Materials to Make Hanging Lanterns:
- Recycled jars that have been cleaned and dried
- 1-2 Small bottles of Simulated liquid leading found in the glass art section of craft stores — note: smaller bottles are easier to work with
- Various colored glass paints (optional)
- Wire cutters (I’ll admit, I’ve used and ruined regular scissors for this, but scissors CAN be used in a pinch)
- Tea light candles
- Newspaper to cover your work space
- Paper and pencil (optional)
Directions to Make Gypsy Inspired Lanterns:
- It helps to practice drawing gypsy inspired patterns before diving into this project. I used lace and quilt patterns as my inspiration.
- Lay newspaper over your workspace. This craft project can get a bit messy.
- Make sure your jars are cleaned and dried.
- Use your liquid leading to create designs on the outside of your jars. The easiest way to organize your patterns is to make sure you create a top perimeter of liquid leading and a bottom one. Then start making boxes, diamonds, or other shapes and designs. You can go back and add to these patterns with dots, lines, and accents.
- When you have covered your jar with various patterns, allow the liquid leading to dry.
- If you like your jar as is (only liquid leading, no glass paint), wrap a wire around the lip of the jar and secure tightly. From this wire you can attach a hanging wire (if using a single lantern) or a connecting wire (if making a string of lanterns).

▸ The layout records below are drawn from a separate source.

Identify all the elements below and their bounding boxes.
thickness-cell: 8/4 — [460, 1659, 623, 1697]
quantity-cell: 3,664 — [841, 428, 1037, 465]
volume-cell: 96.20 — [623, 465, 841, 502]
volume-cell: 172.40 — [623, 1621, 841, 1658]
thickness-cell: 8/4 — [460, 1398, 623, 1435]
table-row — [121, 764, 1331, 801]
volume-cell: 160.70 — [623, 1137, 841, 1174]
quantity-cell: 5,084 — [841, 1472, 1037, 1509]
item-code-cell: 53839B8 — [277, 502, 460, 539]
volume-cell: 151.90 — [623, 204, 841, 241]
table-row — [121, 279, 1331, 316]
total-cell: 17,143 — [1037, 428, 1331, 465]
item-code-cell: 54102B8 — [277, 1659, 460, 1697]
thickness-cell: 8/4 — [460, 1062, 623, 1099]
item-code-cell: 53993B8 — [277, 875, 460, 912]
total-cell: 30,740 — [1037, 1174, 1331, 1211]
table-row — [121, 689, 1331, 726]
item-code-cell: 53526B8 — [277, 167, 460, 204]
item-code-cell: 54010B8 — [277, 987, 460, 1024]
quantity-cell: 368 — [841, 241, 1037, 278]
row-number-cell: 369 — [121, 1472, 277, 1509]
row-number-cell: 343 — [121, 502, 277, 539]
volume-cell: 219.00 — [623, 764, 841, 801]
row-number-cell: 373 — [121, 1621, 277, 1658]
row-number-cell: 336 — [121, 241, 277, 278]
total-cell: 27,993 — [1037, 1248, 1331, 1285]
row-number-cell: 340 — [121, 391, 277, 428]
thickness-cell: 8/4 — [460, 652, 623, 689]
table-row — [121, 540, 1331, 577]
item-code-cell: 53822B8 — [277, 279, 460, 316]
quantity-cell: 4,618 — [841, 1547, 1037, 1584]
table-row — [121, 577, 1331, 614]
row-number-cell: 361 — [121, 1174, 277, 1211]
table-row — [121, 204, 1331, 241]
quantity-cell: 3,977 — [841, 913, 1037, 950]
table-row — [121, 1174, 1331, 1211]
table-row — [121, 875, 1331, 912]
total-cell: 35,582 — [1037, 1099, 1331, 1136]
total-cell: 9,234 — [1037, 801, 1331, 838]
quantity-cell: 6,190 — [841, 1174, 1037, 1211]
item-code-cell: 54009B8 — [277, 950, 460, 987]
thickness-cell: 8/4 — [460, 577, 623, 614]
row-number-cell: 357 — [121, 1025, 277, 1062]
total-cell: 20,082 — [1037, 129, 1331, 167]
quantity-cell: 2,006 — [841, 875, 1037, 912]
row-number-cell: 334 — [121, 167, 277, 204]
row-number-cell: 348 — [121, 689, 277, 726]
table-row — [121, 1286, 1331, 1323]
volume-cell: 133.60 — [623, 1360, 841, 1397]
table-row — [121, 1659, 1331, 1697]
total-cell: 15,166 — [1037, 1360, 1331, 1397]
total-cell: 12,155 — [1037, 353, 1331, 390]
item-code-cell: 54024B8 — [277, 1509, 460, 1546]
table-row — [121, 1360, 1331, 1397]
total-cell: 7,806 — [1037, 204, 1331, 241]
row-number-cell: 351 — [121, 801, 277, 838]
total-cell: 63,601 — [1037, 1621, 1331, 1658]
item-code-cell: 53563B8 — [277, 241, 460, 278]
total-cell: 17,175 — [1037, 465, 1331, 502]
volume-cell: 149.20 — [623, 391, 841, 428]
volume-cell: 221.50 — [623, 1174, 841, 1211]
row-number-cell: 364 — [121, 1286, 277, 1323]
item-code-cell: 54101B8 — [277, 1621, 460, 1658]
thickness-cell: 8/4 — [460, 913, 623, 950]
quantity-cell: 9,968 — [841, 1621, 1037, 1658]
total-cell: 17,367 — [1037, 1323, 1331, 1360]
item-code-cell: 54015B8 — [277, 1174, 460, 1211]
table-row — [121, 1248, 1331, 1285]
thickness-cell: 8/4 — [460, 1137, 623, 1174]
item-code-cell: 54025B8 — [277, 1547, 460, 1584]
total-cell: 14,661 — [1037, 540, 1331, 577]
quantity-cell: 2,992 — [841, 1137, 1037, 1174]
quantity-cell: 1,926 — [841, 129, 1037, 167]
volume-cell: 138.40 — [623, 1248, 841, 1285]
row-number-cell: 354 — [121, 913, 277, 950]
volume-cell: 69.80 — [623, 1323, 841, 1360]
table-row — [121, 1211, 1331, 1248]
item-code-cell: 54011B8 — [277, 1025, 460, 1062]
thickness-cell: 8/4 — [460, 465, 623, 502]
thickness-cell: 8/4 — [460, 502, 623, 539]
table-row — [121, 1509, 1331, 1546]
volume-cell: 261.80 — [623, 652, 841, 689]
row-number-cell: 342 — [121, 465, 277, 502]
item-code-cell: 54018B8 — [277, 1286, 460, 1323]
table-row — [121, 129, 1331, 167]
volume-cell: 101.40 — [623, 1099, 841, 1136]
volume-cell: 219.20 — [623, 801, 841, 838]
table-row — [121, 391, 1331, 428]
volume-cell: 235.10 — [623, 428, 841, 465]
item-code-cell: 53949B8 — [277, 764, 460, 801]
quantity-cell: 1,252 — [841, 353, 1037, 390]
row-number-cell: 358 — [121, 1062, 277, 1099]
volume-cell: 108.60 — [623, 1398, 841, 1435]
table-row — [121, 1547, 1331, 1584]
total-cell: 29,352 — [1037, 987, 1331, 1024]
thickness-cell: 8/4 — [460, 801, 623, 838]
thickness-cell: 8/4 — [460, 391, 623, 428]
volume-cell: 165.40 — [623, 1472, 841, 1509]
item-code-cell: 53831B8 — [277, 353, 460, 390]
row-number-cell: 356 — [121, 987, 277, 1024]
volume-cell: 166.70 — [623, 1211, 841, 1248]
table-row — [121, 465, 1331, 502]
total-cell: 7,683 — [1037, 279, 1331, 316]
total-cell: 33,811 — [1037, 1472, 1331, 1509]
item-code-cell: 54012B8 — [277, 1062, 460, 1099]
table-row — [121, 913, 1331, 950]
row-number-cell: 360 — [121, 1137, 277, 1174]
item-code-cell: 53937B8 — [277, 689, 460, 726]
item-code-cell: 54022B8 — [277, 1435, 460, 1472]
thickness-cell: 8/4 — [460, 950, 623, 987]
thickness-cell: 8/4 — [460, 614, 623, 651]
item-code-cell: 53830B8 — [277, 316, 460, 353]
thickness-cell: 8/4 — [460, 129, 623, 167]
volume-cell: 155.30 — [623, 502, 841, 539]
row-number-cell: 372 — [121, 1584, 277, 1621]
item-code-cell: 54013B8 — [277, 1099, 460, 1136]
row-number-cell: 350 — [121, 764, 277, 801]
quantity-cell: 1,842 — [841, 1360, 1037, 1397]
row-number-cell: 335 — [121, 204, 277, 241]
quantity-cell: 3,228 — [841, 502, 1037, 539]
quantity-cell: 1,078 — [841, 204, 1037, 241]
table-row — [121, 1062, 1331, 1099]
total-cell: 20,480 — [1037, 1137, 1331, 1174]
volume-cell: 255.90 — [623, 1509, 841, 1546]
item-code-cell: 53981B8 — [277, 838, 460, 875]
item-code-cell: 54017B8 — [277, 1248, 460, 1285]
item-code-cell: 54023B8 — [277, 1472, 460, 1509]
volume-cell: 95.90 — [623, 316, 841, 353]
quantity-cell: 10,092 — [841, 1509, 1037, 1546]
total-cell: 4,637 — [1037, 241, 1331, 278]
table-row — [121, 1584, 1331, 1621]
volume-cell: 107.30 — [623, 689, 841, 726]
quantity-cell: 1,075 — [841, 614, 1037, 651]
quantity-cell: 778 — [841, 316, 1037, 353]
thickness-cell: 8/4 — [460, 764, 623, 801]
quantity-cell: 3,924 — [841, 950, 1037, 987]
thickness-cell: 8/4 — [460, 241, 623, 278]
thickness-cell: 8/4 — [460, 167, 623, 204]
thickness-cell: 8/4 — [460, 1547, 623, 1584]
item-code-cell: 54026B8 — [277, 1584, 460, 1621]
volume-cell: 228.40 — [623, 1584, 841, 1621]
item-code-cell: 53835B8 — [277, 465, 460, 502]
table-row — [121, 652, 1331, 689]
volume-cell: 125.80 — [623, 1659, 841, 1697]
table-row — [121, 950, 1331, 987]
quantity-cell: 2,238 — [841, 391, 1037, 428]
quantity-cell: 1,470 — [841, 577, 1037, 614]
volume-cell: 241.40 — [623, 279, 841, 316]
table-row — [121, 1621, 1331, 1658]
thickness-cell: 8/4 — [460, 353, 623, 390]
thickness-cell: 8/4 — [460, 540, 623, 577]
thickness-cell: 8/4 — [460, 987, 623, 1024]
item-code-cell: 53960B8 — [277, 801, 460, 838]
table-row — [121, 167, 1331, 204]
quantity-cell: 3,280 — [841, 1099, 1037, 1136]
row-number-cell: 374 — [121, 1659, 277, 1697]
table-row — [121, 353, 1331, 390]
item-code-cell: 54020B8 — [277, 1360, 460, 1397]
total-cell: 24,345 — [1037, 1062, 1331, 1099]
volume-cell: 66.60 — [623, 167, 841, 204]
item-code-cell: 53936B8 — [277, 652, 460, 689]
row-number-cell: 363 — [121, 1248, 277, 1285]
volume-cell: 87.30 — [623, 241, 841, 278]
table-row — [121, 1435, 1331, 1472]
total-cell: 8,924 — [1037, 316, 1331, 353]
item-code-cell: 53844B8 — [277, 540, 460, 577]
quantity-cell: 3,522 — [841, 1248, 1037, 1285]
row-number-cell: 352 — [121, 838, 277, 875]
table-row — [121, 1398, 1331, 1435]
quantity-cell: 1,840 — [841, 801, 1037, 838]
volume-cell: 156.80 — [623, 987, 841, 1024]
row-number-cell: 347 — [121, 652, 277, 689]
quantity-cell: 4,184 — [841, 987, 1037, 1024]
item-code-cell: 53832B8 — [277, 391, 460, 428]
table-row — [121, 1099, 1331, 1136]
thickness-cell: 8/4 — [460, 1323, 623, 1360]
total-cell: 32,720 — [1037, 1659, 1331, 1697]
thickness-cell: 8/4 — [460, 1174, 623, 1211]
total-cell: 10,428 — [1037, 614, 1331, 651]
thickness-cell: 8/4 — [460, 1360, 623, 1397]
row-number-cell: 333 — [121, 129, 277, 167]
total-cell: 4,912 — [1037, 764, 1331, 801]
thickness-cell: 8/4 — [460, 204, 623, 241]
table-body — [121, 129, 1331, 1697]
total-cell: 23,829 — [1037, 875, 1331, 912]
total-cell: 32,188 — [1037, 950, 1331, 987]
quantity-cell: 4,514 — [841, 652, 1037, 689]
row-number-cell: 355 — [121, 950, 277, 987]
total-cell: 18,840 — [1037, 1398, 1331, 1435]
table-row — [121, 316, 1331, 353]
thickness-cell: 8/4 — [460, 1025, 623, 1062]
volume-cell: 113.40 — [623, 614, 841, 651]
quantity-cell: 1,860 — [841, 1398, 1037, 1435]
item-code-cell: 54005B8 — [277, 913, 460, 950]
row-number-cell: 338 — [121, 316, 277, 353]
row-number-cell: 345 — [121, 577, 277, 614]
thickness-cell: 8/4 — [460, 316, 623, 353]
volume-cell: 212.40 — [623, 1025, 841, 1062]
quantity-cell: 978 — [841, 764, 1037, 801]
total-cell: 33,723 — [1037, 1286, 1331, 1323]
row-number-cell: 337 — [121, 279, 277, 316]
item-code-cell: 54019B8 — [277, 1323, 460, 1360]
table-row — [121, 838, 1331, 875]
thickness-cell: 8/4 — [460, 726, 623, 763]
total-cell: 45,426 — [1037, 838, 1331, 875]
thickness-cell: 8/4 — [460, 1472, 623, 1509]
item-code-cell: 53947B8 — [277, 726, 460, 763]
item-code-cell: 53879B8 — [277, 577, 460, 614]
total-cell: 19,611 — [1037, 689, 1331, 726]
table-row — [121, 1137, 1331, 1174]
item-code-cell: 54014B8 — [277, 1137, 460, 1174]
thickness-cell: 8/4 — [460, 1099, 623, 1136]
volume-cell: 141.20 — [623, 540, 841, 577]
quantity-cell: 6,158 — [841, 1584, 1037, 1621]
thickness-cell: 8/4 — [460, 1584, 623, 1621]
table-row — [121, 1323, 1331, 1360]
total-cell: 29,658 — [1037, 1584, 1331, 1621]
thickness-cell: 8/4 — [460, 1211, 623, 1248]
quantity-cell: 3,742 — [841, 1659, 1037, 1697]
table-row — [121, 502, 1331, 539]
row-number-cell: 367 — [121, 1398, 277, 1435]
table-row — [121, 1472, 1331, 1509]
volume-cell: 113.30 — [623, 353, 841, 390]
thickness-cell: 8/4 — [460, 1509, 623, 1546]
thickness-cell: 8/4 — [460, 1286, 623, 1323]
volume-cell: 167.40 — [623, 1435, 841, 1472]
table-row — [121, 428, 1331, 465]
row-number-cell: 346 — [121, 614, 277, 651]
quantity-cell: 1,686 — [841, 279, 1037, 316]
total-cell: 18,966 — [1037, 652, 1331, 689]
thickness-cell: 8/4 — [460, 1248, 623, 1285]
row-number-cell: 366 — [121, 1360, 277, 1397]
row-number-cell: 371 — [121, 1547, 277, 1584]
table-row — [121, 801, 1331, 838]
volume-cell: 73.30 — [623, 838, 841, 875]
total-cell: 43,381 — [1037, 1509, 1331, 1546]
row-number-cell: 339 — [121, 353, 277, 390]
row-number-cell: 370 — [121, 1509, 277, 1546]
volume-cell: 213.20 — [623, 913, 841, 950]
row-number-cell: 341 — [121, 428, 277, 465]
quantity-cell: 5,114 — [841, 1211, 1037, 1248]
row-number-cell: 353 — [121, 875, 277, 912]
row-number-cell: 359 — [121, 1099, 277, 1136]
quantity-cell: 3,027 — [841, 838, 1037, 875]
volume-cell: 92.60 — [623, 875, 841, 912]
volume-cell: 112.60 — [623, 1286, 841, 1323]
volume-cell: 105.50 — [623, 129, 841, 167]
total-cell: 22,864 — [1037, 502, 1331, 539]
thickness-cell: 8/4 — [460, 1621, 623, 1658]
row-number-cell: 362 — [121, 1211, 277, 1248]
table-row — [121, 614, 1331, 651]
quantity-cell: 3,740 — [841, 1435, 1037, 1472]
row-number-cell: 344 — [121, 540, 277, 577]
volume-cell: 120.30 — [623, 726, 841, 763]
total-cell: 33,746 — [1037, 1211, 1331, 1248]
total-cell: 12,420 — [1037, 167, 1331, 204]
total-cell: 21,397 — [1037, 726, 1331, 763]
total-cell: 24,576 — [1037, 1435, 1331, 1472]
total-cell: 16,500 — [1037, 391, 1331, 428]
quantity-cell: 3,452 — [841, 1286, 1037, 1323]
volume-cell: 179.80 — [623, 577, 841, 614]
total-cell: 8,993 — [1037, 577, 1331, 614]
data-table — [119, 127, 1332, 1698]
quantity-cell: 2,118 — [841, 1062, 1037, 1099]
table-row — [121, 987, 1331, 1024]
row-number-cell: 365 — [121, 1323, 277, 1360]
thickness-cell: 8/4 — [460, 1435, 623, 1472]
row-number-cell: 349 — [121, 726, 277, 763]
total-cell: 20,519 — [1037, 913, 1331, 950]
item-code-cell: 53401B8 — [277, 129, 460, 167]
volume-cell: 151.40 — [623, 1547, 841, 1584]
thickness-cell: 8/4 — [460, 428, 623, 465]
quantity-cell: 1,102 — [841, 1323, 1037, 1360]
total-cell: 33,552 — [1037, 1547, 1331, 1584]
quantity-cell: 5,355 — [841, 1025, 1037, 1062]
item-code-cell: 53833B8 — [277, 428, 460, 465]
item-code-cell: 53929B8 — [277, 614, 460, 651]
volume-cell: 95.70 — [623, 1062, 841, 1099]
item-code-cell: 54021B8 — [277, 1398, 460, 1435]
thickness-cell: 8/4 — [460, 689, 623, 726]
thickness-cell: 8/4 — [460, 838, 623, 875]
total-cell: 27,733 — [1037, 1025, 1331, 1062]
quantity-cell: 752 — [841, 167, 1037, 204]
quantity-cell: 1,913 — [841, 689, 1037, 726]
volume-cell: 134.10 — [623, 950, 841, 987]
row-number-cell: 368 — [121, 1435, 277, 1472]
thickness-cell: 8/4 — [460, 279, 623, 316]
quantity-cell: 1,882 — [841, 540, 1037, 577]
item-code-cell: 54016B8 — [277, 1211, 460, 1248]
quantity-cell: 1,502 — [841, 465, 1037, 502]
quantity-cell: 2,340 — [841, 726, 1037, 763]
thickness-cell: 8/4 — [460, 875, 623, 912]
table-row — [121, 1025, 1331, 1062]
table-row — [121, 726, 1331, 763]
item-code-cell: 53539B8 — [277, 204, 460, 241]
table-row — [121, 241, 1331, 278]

- I have photographed these lanterns at both stages so you can see how they look plain versus painted.
- If you are going to paint your lanterns, proceed to the next steps.
- Painting your lanterns is easy. Simply apply glass paints to the glass. I chose brown, red and gold to paint my lanterns.
- Allow paints to dry.
Now you can hang the lanterns on a single wire or garland-style. Be aware that wires may get hot, especially when using a single lantern.
A Quick Note About Liquid Leading
If you haven’t worked with Simulated Liquid Leading before, let me provide a quick tutorial. First, liquid leading creates a stained glass effect on glass projects. You use it to create outlines of where glass paint can be painted, much like the real leading in stained glass windows.
Liquid leading does NOT contain lead.